Sensitivity of human hepatocytes in culture to reactive nitrogen intermediates.

The cytotoxic effects of 3-morpholinosydnonimine (Sin-1) and S-nitroso-N-acetylpenicillamine-amine (SNAP) on replicatively active human hepatocyte cells in culture was determined as a function of oxidant type. Both Sin-1 which yields nitric oxide and peroxynitrite following the generation of superoxide anion plus nitric oxide, and SNAP which generates nitric oxide, induced dose dependent decreases in the colony forming capabilities of the human hepatocytes. Sin-1 was much more cytotoxic (LD50 = 400 microM) than SNAP (LD50 = 1250 microM). Comparatively, both compounds were much less cytotoxic than H2O2 (LD50 = 96 microM).

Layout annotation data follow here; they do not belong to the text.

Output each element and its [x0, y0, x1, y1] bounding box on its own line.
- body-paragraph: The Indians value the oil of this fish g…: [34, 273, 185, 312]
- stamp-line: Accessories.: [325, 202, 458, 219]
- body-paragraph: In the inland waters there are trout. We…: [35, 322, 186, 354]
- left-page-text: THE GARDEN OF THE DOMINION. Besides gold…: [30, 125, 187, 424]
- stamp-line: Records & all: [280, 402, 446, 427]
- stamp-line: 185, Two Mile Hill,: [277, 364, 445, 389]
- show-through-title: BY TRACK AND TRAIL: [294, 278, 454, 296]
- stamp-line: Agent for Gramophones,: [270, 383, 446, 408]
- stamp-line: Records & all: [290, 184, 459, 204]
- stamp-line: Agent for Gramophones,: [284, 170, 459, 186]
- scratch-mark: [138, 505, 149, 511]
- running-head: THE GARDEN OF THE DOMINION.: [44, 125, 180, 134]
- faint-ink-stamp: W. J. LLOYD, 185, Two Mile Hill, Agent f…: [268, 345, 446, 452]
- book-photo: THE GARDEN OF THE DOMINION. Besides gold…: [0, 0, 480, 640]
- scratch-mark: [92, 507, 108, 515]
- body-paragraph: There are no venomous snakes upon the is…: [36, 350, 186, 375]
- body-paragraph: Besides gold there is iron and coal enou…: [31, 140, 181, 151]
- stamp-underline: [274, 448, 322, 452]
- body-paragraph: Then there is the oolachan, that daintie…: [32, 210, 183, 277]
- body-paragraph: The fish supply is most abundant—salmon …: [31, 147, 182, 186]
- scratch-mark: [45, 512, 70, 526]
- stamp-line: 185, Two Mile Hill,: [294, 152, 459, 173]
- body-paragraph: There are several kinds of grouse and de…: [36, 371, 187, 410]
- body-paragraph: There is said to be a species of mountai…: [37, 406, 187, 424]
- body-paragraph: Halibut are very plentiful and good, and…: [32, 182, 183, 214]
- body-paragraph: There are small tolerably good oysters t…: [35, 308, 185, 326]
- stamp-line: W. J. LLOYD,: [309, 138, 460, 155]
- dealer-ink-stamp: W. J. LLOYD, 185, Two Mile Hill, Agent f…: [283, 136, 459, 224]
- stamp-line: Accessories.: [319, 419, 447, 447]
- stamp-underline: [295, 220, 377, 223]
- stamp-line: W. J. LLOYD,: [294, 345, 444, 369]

Sin-1 induced 4-fold higher levels of cellular nitrite than that generated by the chemical in cell free medium. Nitrotyrosine, a marker of peroxynitrite formation in cells, was immunohistochemically detected in hepatocytes treated with both Sin-1 and SNAP. The formation of 3-nitrotyrosine by hepatocytes incubated with SNAP, suggests that hepatocytes generate intracellular superoxide which reacts with the exogenous nitric oxide derived from SNAP to produce intracellular peroxynitrite, resulting in the SNAP cytotoxicity. The enhanced levels of Sin-1 cytotoxicity on the hepatocytes is suggested to be due both to the chemical generation of peroxynitrite and superoxide anion by Sin-1. These data indicate that peroxynitrite is formed in cultured human hepatocytes inhibiting their replication, and that peroxynitirite may play a significant role in the pathogenesis of liver disease.